Costa quer apurar "cabalmente" o que aconteceu em Pedrógão
Propostas de lei para "reforma da floresta" vão ao Parlamento.
O primeiro-ministro António Costa falou, esta quinta-feira, durante a reunião do Conselho de ministros, sobre os incêndios que assolam o centro do país. Em declarações aos jornalistas, Costa garantiu que o Governo criou um fundo de apoio aos concelhos de Pedrógão Grande, Castanheira de Pera e Figueiró dos Vinhos.
"É essencial apurar cabalmente tudo o que aconteceu", disse, adiantando que a prioridade passa, agora, por ajudar as famílias das vítimas e as empresas que ficaram incapacitadas de laborar, bem como reconstruir as zonas fustigadas pelas chamas.
"Haverá necessariamente um inquérito final que será realizado quando todas as ocorrências tiverem terminado", afirmou António Costa, sem especificar quem vai conduzir a investigação.
"Este é o momento certo para fazermos a reforma há muito adiada da floresta", diz António Costa, que quer fazer um "trabalho profundo de reordenamento da floresta", mas adianta que tal não será possível fazer "num mês, num ano ou em dois anos".
"Esse facto não deve inibir, nem justifica qualquer novo adiamento nestas reformas. Se significa que leva mais tempo a produzir efeitos, [então significa que] temos de começar mais cedo a sua execução", prosseguiu.
Novas propostas de lei neste sentido serão debatidas no Parlamento, garante o primeiro-ministro, que deixou um voto de pesar às vítimas e de agradecimento a quem tem ajudado a combater os incêndios.
Governo com "total abertura" para comissão independente pedida por PSD
O primeiro-ministro, António Costa, assegurou hoje haver do Governo "total abertura" para colaborar em "qualquer proposta de comissão técnica independente" criada pelo parlamento sobre a tragédia recente em Pedrógão Grande.
Falando na conferência de imprensa no final da reunião de hoje do Conselho de Ministros, dedicada a analisar os fogos que deflagraram recentes no país, em concreto em Pedrógão Grande, António Costa garantiu "total abertura e disponibilidade para apoiar qualquer proposta de comissão técnica independente que venha a ser criada por iniciativa" parlamentar, como pediu o PSD.
"Colaboraremos com total abertura e disponibilidade", garantiu.

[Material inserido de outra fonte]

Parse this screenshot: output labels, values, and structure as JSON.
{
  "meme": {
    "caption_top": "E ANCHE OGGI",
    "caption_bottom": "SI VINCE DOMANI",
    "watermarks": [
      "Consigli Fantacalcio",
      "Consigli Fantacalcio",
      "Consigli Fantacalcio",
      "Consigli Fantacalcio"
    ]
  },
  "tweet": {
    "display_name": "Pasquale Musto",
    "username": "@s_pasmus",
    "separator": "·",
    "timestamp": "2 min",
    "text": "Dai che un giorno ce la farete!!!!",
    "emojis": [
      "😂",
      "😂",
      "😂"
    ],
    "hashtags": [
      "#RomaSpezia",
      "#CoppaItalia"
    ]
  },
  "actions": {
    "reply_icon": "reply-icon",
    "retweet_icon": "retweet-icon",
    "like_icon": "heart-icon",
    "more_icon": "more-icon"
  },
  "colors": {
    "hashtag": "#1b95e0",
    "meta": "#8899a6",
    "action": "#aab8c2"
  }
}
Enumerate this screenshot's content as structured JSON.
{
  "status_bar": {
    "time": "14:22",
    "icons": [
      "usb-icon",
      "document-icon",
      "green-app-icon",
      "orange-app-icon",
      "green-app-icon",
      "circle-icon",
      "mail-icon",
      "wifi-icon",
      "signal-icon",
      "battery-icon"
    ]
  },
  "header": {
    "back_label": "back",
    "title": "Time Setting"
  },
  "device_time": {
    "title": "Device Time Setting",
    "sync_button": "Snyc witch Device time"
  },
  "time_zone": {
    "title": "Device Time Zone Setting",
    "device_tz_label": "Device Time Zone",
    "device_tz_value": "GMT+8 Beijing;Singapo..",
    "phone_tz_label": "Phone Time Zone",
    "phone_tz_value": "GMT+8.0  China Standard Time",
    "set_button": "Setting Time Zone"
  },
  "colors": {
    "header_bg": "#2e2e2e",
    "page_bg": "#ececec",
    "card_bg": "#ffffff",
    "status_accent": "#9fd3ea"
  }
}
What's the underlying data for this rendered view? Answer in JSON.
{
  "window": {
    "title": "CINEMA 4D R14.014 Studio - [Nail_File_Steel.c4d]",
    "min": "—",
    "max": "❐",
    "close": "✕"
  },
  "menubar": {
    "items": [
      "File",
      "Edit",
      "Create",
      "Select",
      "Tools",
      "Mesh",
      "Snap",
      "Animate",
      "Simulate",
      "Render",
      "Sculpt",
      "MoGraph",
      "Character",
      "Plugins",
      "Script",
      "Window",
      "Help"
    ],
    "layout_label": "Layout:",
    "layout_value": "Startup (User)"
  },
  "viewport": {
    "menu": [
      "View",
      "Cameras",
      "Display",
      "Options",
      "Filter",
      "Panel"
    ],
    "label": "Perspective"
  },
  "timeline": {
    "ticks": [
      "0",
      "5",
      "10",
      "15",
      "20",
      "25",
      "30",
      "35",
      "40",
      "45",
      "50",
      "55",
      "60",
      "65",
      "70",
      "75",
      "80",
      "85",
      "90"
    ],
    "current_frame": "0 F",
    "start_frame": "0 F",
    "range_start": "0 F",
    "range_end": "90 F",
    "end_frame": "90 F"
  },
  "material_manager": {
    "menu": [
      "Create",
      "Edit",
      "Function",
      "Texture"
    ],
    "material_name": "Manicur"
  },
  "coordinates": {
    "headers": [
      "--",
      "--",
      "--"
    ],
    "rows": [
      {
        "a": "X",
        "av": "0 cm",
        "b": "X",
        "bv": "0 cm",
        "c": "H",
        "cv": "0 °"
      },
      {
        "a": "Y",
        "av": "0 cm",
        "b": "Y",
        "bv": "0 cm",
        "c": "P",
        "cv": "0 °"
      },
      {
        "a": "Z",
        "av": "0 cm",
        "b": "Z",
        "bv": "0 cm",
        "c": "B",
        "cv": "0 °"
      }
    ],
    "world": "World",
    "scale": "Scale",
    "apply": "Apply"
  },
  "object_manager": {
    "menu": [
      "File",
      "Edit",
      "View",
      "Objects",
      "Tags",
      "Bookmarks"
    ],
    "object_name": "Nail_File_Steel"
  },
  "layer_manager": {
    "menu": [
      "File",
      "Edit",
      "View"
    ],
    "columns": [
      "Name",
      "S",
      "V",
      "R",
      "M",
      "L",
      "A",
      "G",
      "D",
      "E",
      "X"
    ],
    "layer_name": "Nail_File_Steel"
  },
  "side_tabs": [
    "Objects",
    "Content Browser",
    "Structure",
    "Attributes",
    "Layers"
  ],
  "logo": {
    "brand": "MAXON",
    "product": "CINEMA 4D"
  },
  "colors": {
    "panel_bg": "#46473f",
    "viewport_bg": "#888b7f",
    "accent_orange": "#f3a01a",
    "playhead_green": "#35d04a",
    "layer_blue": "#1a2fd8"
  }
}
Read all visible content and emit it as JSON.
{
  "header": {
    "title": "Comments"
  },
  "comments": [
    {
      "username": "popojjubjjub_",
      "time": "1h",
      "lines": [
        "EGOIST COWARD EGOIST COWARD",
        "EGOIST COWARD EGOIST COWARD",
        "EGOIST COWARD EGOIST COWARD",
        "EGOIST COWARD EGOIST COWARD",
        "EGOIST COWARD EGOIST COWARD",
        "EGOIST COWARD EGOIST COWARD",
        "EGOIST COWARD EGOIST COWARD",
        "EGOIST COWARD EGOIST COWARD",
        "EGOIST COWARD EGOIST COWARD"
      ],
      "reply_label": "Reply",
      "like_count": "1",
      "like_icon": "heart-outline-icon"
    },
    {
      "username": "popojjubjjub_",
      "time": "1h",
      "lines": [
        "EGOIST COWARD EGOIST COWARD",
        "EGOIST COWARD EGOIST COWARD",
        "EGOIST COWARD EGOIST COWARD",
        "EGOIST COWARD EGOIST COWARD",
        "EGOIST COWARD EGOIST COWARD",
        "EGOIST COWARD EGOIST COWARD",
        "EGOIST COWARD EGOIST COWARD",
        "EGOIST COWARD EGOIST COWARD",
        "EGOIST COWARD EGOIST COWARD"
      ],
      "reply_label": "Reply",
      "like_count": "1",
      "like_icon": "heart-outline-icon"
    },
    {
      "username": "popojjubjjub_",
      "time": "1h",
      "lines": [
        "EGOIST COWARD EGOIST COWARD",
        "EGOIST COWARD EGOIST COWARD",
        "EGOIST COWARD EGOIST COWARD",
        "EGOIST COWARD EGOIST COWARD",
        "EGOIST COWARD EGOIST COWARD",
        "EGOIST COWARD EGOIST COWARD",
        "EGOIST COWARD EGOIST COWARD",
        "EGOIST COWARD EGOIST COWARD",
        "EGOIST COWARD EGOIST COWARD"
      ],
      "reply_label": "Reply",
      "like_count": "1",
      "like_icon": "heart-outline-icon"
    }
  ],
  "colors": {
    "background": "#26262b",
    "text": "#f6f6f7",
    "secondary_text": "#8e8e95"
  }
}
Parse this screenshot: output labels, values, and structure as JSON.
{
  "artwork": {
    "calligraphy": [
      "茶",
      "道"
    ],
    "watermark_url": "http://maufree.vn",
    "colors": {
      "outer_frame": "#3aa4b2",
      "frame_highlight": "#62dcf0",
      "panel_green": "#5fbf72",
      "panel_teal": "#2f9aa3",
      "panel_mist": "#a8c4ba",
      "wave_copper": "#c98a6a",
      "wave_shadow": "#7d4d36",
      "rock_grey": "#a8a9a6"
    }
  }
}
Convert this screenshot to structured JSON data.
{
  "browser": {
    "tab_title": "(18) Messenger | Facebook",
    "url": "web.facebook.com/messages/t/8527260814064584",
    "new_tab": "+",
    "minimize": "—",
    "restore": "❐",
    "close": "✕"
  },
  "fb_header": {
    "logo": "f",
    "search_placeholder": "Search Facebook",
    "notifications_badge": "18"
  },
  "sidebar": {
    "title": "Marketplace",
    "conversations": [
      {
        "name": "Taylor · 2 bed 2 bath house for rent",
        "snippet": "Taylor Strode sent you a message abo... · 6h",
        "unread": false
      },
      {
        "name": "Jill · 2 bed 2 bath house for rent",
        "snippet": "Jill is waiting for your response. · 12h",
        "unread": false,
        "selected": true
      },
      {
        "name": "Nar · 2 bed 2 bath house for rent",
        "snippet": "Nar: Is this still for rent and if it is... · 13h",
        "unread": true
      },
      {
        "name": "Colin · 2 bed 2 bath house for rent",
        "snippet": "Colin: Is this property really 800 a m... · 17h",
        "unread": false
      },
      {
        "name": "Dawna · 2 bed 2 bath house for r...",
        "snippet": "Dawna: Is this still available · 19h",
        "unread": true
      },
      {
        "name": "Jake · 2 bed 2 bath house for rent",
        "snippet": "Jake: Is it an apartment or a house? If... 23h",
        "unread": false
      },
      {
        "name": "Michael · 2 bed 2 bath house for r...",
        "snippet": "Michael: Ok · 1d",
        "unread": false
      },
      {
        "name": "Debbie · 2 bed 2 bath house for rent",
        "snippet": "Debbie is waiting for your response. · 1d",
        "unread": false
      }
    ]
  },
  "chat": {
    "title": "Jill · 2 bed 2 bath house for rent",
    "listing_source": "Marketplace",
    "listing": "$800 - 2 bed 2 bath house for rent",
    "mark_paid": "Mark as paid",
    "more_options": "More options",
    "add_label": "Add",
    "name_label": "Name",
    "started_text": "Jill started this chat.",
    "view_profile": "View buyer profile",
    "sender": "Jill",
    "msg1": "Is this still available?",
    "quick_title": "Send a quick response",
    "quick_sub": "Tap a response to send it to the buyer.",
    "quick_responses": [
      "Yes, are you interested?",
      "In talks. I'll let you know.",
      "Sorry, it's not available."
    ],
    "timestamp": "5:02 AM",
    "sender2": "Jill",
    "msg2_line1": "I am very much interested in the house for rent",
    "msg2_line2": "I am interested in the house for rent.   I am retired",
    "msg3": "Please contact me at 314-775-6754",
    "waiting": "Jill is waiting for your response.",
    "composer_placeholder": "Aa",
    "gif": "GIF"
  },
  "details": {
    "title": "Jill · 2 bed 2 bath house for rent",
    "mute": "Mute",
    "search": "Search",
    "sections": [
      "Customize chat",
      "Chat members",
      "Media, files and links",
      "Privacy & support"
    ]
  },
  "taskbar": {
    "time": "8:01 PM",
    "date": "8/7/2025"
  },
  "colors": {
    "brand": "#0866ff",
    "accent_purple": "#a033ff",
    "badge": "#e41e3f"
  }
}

Já hoje, o líder do PSD, Pedro Passos Coelho, defendeu em Bruxelas a necessidade de uma comissão técnica independente começar a trabalhar "tão depressa quanto possível" para dar "todas as explicações" aos portugueses sobre a tragédia de Pedrógão Grande.
"As explicações são ainda incompletas e vai ser importante que todas as explicações sejam mesmo dadas. E, todas, significa que é preciso que uma instância que seja constituída por peritos, técnicos com independência sobre a administração possam elencar todas as questões que são relevantes", declarou Passos Coelho, à margem de uma reunião na capital belga do Partido Popular Europeu (PPE), encontro que antecede o Conselho Europeu.
O incêndio que deflagrou no sábado à tarde em Pedrógão Grande, no distrito de Leiria, e que foi dado como dominado na quarta-feira, provocou pelo menos 64 mortos e mais de 200 feridos.
Todos os mecanismos de apoio estão ativados
Costa garante que todos os mecanismos de apoio estão ativados e disponíveis nos concelhos de Pedrógão Grande, Figueiró dos Vinhos e Castanheira de Pera, os mais afetados pelos incêndios dos últimos dias.
"Todos os mecanismos de apoio do Ministério do Trabalho, da Solidariedade e Segurança Social, do Ministério do Planeamento, do Ministério da Agricultura e o Fundo de Emergência Municipal estão ativados e disponíveis", disse António Costa durante a conferência de imprensa no final da reunião do Conselho de Ministros.
O primeiro-ministro afirmou que é prioritário reconstruir os concelhos mais afetados pelo fogo.